Clavijo déplore que « à la fois » « blâme » à Madrid sur les mineurs d'immigrants et les îles Canaries « suit seul »
Arrecife (Lanzarote), 3 (Europa Press)
Le président des îles Canaries, Fernando Clavijo, a regretté mardi que « l'un et l'autre » continuent de prendre le « blâme » à Madrid concernant les mineurs étrangers non accompagnés, tandis que les îles Canaries « suivent seule » s'adressant à la situation d'immigration.
«Nous continuons chaque blâme à Madrid, les mineurs ne partent toujours pas, la loi le fait toujours (Lanzarote).
Clavijo considère que le problème, qui est « structurel », « ne sera pas résolu », mais comprend qu'il est nécessaire de « gérer cette situation » et de le faire « du point de vue des adultes », qui une fois arrivés, sont fréquentés et dérivés « dès que possible »; Mais aussi, d'un autre côté, il a souligné la nécessité de « résoudre le problème des mineurs car il y a 5 600 » ceux des îles Canaries.
En ce qui concerne cela, il a admis que si l'été prochain était comme le 2024 en termes de migrants, les îles Canaries peuvent « trouver une situation non durable ».

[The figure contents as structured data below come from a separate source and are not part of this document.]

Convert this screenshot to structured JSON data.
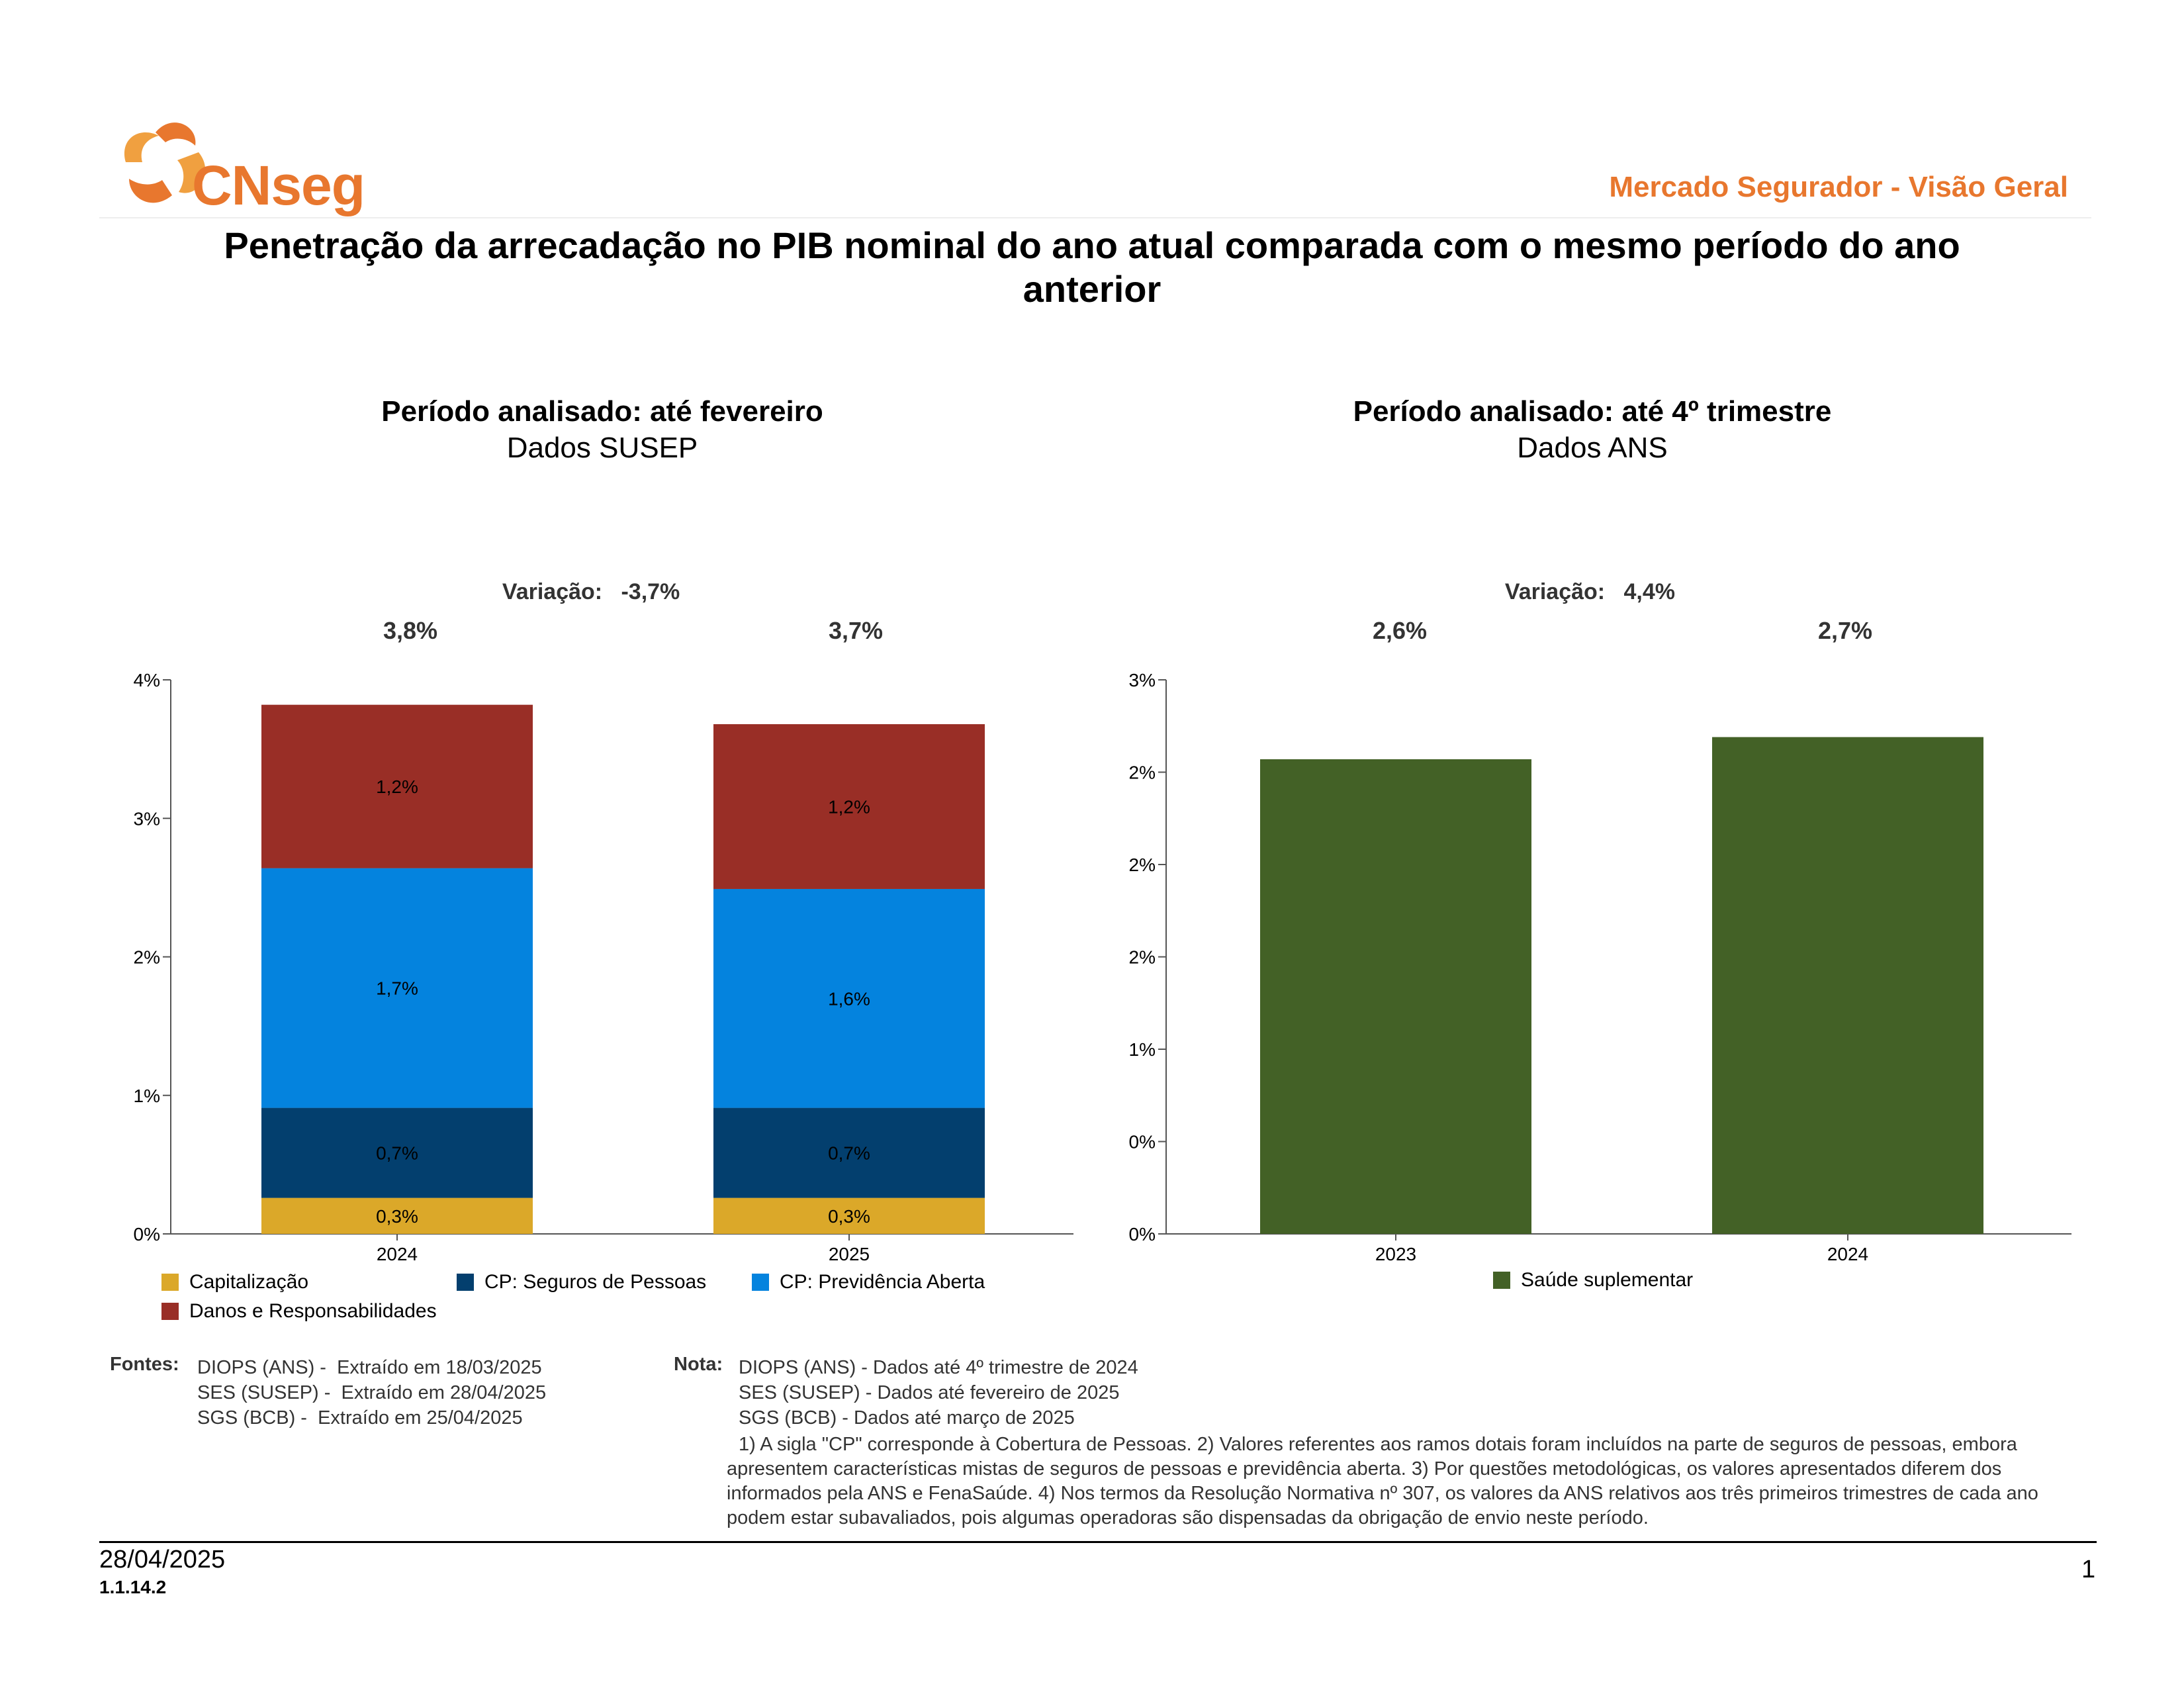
{
  "header": {
    "logo_text": "CNseg",
    "section_title": "Mercado Segurador - Visão Geral"
  },
  "title": "Penetração da arrecadação no PIB nominal do ano atual comparada com o mesmo período do ano anterior",
  "colors": {
    "brand_orange": "#e8772e",
    "capitalizacao": "#dba829",
    "seguros_pessoas": "#033f6e",
    "previdencia": "#0483de",
    "danos": "#992e26",
    "saude": "#436126"
  },
  "left_panel": {
    "title": "Período analisado: até fevereiro",
    "subtitle": "Dados SUSEP",
    "variation_label": "Variação:",
    "variation_value": "-3,7%",
    "totals": [
      "3,8%",
      "3,7%"
    ]
  },
  "right_panel": {
    "title": "Período analisado: até 4º trimestre",
    "subtitle": "Dados ANS",
    "variation_label": "Variação:",
    "variation_value": "4,4%",
    "totals": [
      "2,6%",
      "2,7%"
    ]
  },
  "chart_data": [
    {
      "type": "bar",
      "stacked": true,
      "categories": [
        "2024",
        "2025"
      ],
      "ylim": [
        0,
        4
      ],
      "y_ticks": [
        "0%",
        "1%",
        "2%",
        "3%",
        "4%"
      ],
      "series": [
        {
          "name": "Capitalização",
          "color": "#dba829",
          "values": [
            0.26,
            0.26
          ],
          "labels": [
            "0,3%",
            "0,3%"
          ]
        },
        {
          "name": "CP: Seguros de Pessoas",
          "color": "#033f6e",
          "values": [
            0.65,
            0.65
          ],
          "labels": [
            "0,7%",
            "0,7%"
          ]
        },
        {
          "name": "CP: Previdência Aberta",
          "color": "#0483de",
          "values": [
            1.73,
            1.58
          ],
          "labels": [
            "1,7%",
            "1,6%"
          ]
        },
        {
          "name": "Danos e Responsabilidades",
          "color": "#992e26",
          "values": [
            1.18,
            1.19
          ],
          "labels": [
            "1,2%",
            "1,2%"
          ]
        }
      ],
      "legend": "bottom-left",
      "grid": false
    },
    {
      "type": "bar",
      "categories": [
        "2023",
        "2024"
      ],
      "ylim": [
        0,
        3
      ],
      "y_ticks": [
        "0%",
        "0%",
        "1%",
        "2%",
        "2%",
        "2%",
        "3%"
      ],
      "series": [
        {
          "name": "Saúde suplementar",
          "color": "#436126",
          "values": [
            2.57,
            2.69
          ]
        }
      ],
      "legend": "bottom-center",
      "grid": false
    }
  ],
  "footer": {
    "sources_label": "Fontes:",
    "sources": [
      "DIOPS (ANS) -  Extraído em 18/03/2025",
      "SES (SUSEP) -  Extraído em 28/04/2025",
      "SGS (BCB) -  Extraído em 25/04/2025"
    ],
    "note_label": "Nota:",
    "note_lines": [
      "DIOPS (ANS) - Dados até 4º trimestre de 2024",
      "SES (SUSEP) - Dados até fevereiro de 2025",
      "SGS (BCB) - Dados até março de 2025"
    ],
    "note_text": "1) A sigla \"CP\" corresponde à Cobertura de Pessoas. 2) Valores referentes aos ramos dotais foram incluídos na parte de seguros de pessoas, embora apresentem características mistas de seguros de pessoas e previdência aberta. 3) Por questões metodológicas, os valores apresentados diferem dos informados pela ANS e FenaSaúde. 4) Nos termos da Resolução Normativa nº 307, os valores da ANS relativos aos três primeiros trimestres de cada ano podem estar subavaliados, pois algumas operadoras são dispensadas da obrigação de envio neste período.",
    "date": "28/04/2025",
    "code": "1.1.14.2",
    "page": "1"
  }
}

Par conséquent, il a également plaidé parce que d'Europe, il agit en Afrique avec « coopération et développement », ainsi qu'avec le « déploiement Frontex », car ils ont insisté sur le fait qu'ils ont besoin de l'Union européenne « pour comprendre qu'il doit prendre la responsabilité de la coopération et du développement dans ces pays précisément » afin que les gens aient une chance parce que « personne ne pénètre volontairement dans une patera s'ils ne fuient pas quelque chose de dramatique ».

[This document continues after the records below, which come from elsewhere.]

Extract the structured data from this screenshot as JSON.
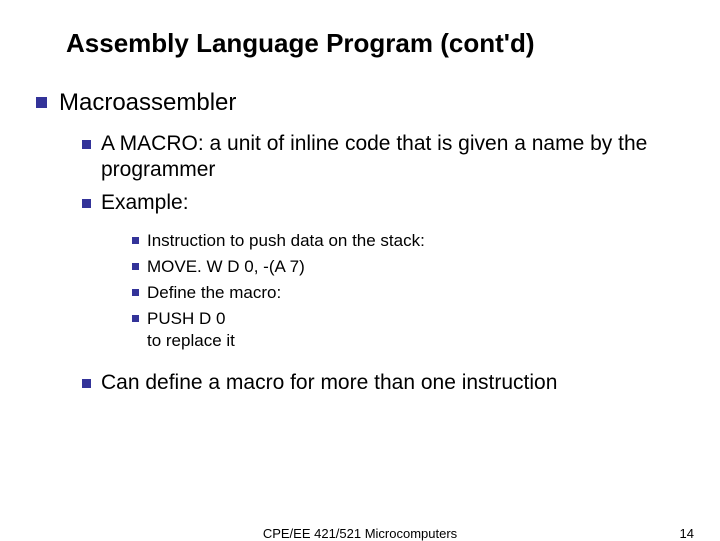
{
  "title": "Assembly Language Program (cont'd)",
  "l1": {
    "text": "Macroassembler"
  },
  "l2a": {
    "text": "A MACRO: a unit of inline code that is given a name by the programmer"
  },
  "l2b": {
    "text": "Example:"
  },
  "l3a": {
    "text": "Instruction to push data on the stack:"
  },
  "l3b": {
    "text": "MOVE. W D 0, -(A 7)"
  },
  "l3c": {
    "text": "Define the macro:"
  },
  "l3d": {
    "text": "PUSH D 0\nto replace it"
  },
  "l2c": {
    "text": "Can define a macro for more than one instruction"
  },
  "footer": {
    "center": "CPE/EE 421/521 Microcomputers",
    "pageno": "14"
  },
  "colors": {
    "bullet": "#333399",
    "text": "#000000",
    "background": "#ffffff"
  },
  "typography": {
    "title_size": 26,
    "l1_size": 24,
    "l2_size": 21,
    "l3_size": 17,
    "footer_size": 13,
    "family": "Verdana"
  }
}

Enfin, il a indiqué qu'ils n'avaient pas laissé de mineurs, notant qu'ils devaient le faire à « début juillet ». À cet égard, il a souligné que bien que le ministre de la jeunesse et de l'enfance, Sira Rego, ait déclaré sur l'île d'El Hierro, après le renversement d'une Patera, que « j'allais appliquer immédiatement » l'extraordinaire éventualité migratrice, a admis « ne pas » savoir « s'il l'a toujours appliqué ou non ».
Quoi qu'il en soit, il a souligné que la feuille de route « est qu'en juillet, les premiers migrants pouvaient commencer, qui étaient ceux qui sont arrivés, et que, comme la contingence migratoire était déjà déclarée, ils devaient être situés dans 15 jours dans un autre territoire qui n'était pas des îles Canaries » pour être « saturés ». Malgré cela, il a précisé: « Cela dépend de l'État ».